- Education: University of Surrey
- Scientific career
- Fields: Ambient assisted living Intelligent environments Smart homes Assistive robotics
- Workplaces: Aston University University of Durham Leeds Beckett University Bournemouth University University of Ulster
- Thesis: On-Board reasoning for an autonomous spacecraft (2000)
- Doctoral advisor: Professor Martin Sweeting & Dr. Jeff Ward
- Website: research.aston.ac.uk/en/persons/dorothy-monekosso

= Dorothy Monekosso =

British computer scientist

Dorothy Ndedi Monekosso is a British academic. She is a professor of computer science in the School of Computer Science and Digital Technologies and Deputy Dean of Research and Enterprise at Aston University. She researches ambient assisted living (AAL), intelligent environments, smart homes, and assistive robotics.

==Education==
Monekosso studied at the University of Surrey and was awarded a BA in Electrical Engineering and a MSc in Satellite Engineering.

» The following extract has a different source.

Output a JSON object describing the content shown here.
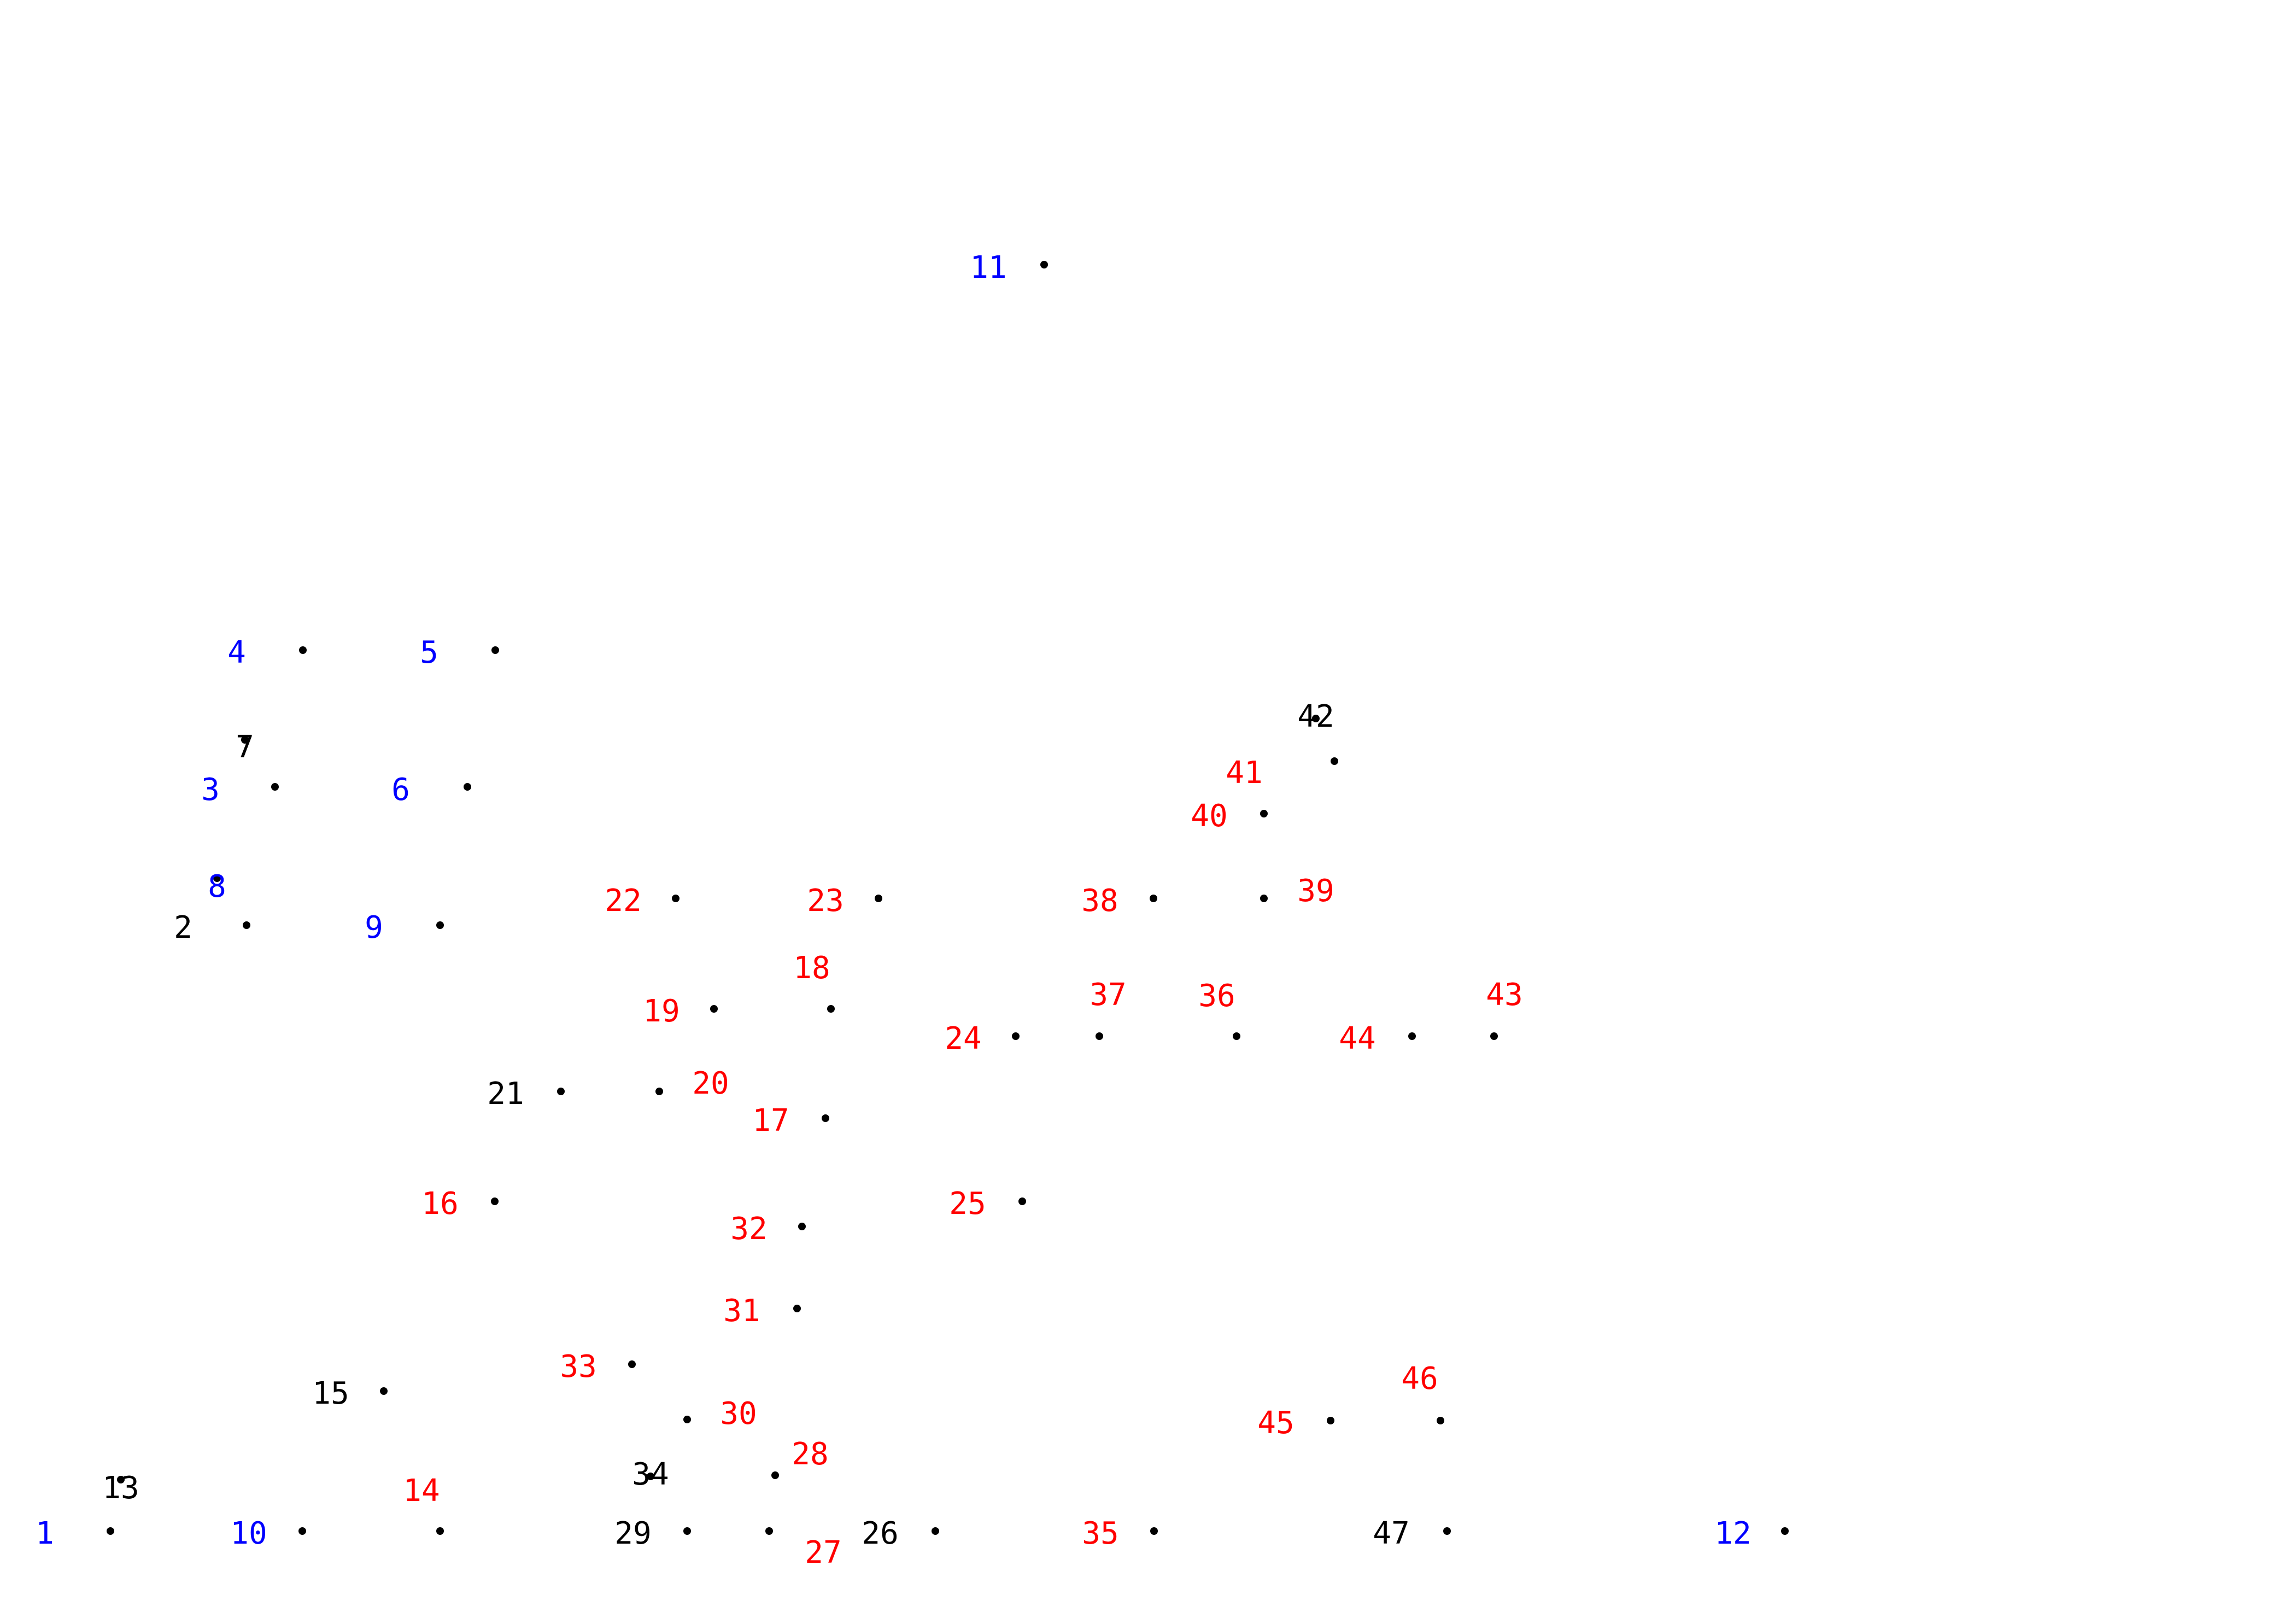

She began her career in space technology research at Surrey Satellite Technology, developing on-board computers and other systems for small satellites and spacecraft. During her PhD at the Surrey Space Centre, she became interested in machine learning, and moved into developing intelligent and robotic systems for security and healthcare applications.

==Career==

In 2009 Monekosso joined the University of Ulster and later moved to Bournemouth University. In 2015 she started her professorship of computer science at Leeds Beckett University, where she became Director of Research at the School of Built Environment, Engineering and Computing. She was appointed as the Post-graduate Research Lead at Durham University in 2022 and later joined Aston University as the Deputy Dean Research and Enterprise.

==Impact and Awards==
In March 2020, she was among the 40 black women professors celebrated in the photographic exhibition Phenomenal Women. Also in 2020, Monekosso was awarded an Honorary Fellowship of the British Computer Society for her work on Smart Homes for people living with dementia and for her campaigning work to promote diversity in the tech sector.

==Works==
- (ed. with Paolo Remagnino and Yoshinori Kuno) Intelligent environments: methods, algorithms and applications. London: Springer, 2008.
- ed. with Paolo Remagnino and Lakhmi C. Jain) Innovations in defence support systems. 3, Intelligent paradigms in security. Berlin: Springer, 2011.
- (with Myo Thida, How-lung Eng and Paolo Remagnino) Contextual analysis of videos. San Rafael, California : Morgan & Claypool, 2013.